20 de fev. de 2005

E a vida continua

Pois é, depois das atribulações dos últimos dias, voltamos a tocar a vida.
Que estranho! Os dias estão diferentes, estou meio sem saber direito o que fazer ainda.
A casa tá vazia... Mas aos poucos a vida vai voltando ao normal.
Uma coisa boa: fui contratada para um trabalho de revisão enoooorme, um frila, que além de me ocupar bastante vai me dar uma boa grana extra.

5 de fev. de 2005

Aço frio de um punhal

"Aço frio de um punhal
foi seu adeus pra mim
Não crendo na verdade, implorei, pedi
As súplicas morreram, sem eco, em vão
Batendo nas paredes frias do apartamento
Torpor tomou-me todo
e eu fiquei sem ver mais nada
Adormecido tenha
talvez, quem sabe
Pela janela aberta
a fria madrugada
amortalhou-me a dor
com o manto da garoa
Esperança, morreste muito cedo
Saudade, cedo demais chegaste
Uma quando parte
a outra sempre chega
Chorar? Já lágrimas não tenho
Coração, por que é que tu não pára
A taça do meu sofrer findaste
É inútil prosseguir
se forças já não tenho

Tu sabes bem que ela era a minha vida
Meu doce e grande amor."



Essa era uma das músicas que meu pai mais gostava. "Súplica". E ele partiu nessa terça-feira, dia 1º, deixando uma saudade imensa no peito de todos nós, que partilhamos a vida com ele. Estava com 92 anos. Partiu serenamente, dormindo, com o seu dever mais que cumprido nesta existência. Tenho certeza de que agora ele está em paz.
Passamos os últimos sete anos juntos, eu, ele e Mateus. E agradeço a Deus por ter tido essa oportunidade, de cuidar dele, de conviver com ele em seus últimos dias.

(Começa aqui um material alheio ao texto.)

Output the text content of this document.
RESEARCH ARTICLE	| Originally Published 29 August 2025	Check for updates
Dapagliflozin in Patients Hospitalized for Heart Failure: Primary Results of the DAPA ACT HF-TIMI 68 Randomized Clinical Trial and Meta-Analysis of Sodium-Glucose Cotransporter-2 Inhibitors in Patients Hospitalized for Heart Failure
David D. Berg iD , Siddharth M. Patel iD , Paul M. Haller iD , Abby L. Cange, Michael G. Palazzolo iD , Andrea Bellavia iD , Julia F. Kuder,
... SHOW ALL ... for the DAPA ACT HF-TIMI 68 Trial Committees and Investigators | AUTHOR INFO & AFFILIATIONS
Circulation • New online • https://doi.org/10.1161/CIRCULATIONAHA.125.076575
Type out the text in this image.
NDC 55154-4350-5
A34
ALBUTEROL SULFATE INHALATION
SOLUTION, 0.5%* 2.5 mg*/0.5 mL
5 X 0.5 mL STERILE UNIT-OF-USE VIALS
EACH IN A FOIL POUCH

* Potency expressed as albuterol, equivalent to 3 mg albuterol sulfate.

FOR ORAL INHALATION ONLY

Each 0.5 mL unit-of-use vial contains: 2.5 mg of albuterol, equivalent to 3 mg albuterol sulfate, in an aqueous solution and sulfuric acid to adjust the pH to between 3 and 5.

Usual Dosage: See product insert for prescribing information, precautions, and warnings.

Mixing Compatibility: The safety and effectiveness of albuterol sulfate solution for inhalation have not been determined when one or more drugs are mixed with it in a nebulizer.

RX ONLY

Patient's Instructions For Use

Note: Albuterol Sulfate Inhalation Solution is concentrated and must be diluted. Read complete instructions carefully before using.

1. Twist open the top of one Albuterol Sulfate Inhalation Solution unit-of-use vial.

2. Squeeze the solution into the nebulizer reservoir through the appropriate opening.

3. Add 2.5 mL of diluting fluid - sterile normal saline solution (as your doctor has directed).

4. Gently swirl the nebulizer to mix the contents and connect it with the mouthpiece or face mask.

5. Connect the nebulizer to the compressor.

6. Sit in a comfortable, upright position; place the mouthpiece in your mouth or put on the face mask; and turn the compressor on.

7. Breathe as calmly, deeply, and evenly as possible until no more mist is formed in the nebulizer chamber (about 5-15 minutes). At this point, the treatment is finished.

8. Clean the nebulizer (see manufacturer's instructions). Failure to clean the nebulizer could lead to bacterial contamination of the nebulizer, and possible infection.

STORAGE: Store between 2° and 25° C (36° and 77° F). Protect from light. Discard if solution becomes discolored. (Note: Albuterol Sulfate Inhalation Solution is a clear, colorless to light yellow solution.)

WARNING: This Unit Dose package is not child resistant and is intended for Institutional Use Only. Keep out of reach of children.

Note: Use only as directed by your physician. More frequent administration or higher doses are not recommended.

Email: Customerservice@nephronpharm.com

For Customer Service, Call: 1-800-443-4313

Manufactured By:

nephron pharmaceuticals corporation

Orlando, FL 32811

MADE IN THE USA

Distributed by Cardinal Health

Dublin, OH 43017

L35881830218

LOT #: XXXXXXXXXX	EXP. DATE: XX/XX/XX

Transcrevo aqui um e-mail que mandei pra minha sobrinha Julie no último aniversário dele, e que traduz bem o meu sentimento por ele:


Ju, amanhã, dia 14/11, é o aniversário de seu avô Nelson. Ele vai fazer 92 anos (!) mas ainda insiste em dizer que são só 90, como se fizesse alguma diferença. Ele sempre foi muito vaidoso, e quando ainda estava bem e forte, se orgulhava muito do físico e de não aparentar a idade que tinha, pois aos 80 e poucos anos ele ainda andava de bicicleta, andava até de moto, uma motoneta 50 cilindradas que ele comprou para ir ao sítio dele que ficava a 2 quilômetros de casa, e muitas vezes ia mesmo a pé. Tomava banho frio em qualquer estação, tomava banho de rio, tinha uma saúde de ferro e gostava de andar sempre muito arrumado e cheiroso. Depois do acidente (em 93) ele foi atingido duramente nessa vaidade, acredito que até por isso mesmo é que ele ficou deprimido e começou a definhar. Hoje, ainda tem boa saúde, conserva ainda uma memória razoável para fatos antigos, nomes das pessoas, das músicas que ainda gosta de cantar, conta piadas..., mas não anda mais, passa os dias sentado em sua cadeira-do-papai ou deitado. Estamos nos preparando para a partida dele, que pode ser breve ou ainda mais alguns anos, e estamos tentando dar um final de vida alegre e digno, com muito carinho e todo o cuidado possível. Agradeço a Deus pela oportunidade de poder cuidar dele esses anos todos, faço por ele o que não tivemos oportunidade de fazer por nossa mãe, que se foi tão cedo. Ele mudou a minha vida.
Outro dia ele me falou assim: "O que é que ainda estou fazendo aqui?" e eu respondi que ele ainda estava aqui por muitos motivos e que eu estava muito grata a ele por ter despertado em Mateus a afetividade e a doçura que ele tinha perdido pelo caminho da adolescência difícil que teve. Hoje Mateus é outra pessoa graças à presença dele em nossa vida. São amigos. Cúmplices nas brincadeiras e no gosto pela música. Ainda dá conselhos e Mateus ouve.
Ajudou também a mim, me tornou uma pessoa melhor.
Ele ficou muito emocionado e depois disso ficou mais alegre.
Me olhou bem nos olhos e falou assim: "quem diria, hein, minha filha?" Eu perguntei "quem diria o quê?" Ele disse: "Que hoje fosse você a cuidar de mim. A vida toda as pessoas diziam que você não tinha juízo, que era uma doidinha, irresponsável..." E aí ele riu muito, riu com gosto.


Agora estamos aqui, sem a sua presença, tentando nos acostumar com o vazio que deixou em nossa vida.